Детскими устами простосердечного Иеронима говорит не только почтение к религиозной святыне, но и неподдельное, естественное увлечение игрой со словами, той игрой, полной торжественности и самого серьезного веселья, которое по-русски называется "витийство". Слово это, по существу, в полноте своих коннотаций и эмоциональных обертонов непереводимо: оно не совпадает до конца с понятиями "риторики" или "элоквенции", потому что его смысловые оттенки слишком связаны со специфической физиогномией церковнославянской и греко-византийской стилистики. Без этого элемента "витийства" немыслима вся традиционная русская культура речи, прежде всего, конечно, в допетровские времена, но и много позже. Даже великий Пушкин, так много сделавший вслед за Карамзиным и карамзинистами для модернизации русского языка, т. е. для его эмансипации от опеки церковнославянского, - даже он отдал дань "витийству" хотя бы в своих переложениях из "Песни песней", где он выступает поистине как старший брат смиренного Иеронима.

Вернемся, однако, к Иерониму. Многокорневые словообразования, которыми он так восторгается, все без исключения имеют прообраз в греческом. "Древо светлоплодовитое" - это dendron aglaocarpon, "древо благосеннолиственное" - это xylon eysciophylion, и оба эпитета заимствованы из знаменитого ранневизантийского гимна, который по-гречески называется Hymnos Acathistos, а по-русски - "Акафист Пресвятой Богородице". "Светоподательна светильника сущим [во тьме]" - это взято из позднейшего византийского гимна, который называется по-русски "Акафист Иисусу Сладчайшему" и представляет собой легкую переработку словесного материала все того же первого, богородичного Акафиста.

Уже в нашем столетии не филолог, но внимательный к филологии русский поэт так сформулировал свое восприятие русской речи: "Русский язык - язык эллинистический. По целому ряду исторических условий живые силы эллинской культуры, уступив Запад латинским влияниям и ненадолго загощиваясь в бездетной Византии, устремились в лоно русской речи, сообщив ей самобытную тайну эллинистического мировоззрения, тайну свободного воплощения, и поэтому русский язык стал именно звучащей и говорящей плотью".
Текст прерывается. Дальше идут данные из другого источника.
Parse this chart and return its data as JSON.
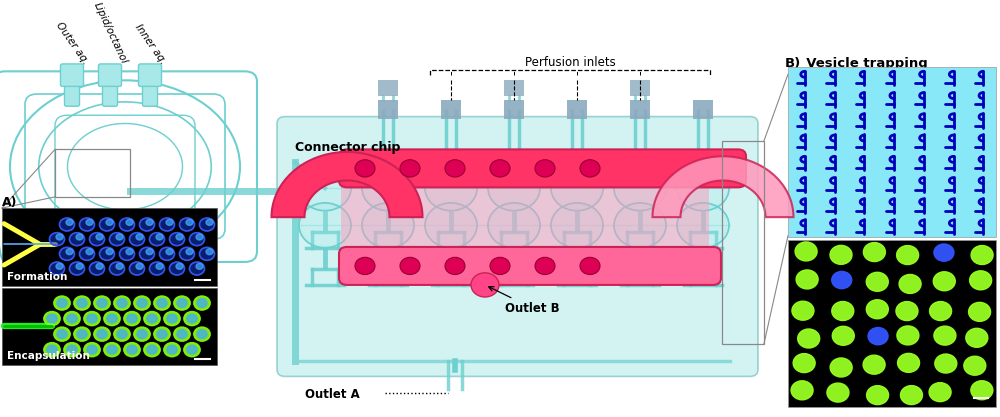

Это слова О. Мандельштама, чье имя достаточно известно и в рекомендациях не нуждается. Он же сказал: "Эллинистическую природу русского языка можно отождествлять с его бытийственностью". Как кажется, последнее особенно верно. Из греческого наследия русские ученики восприняли веру в вещественность, субстанциальность слова, которое не только verbum, не только rhema, но и logos. Слово здесь не просто звук и знак, чисто "семиотическая" реальность, но драгоценная и сакральная субстанция. Одни и те же фигуры одной и той же риторики имеют различную природу в русском "витийстве" и в западноевропейском "эвфуизме"; и различие это в конечном счете обусловлено разницей конфессионально-культурного, конфессионально-психологического контекста, давшего "витийству" такую меру серьезности, в которой было отказано цивилизованной игре эвфуизма, но также и спецификой славянско-русского слова, воспитанного не латинскими, а греческими образцами.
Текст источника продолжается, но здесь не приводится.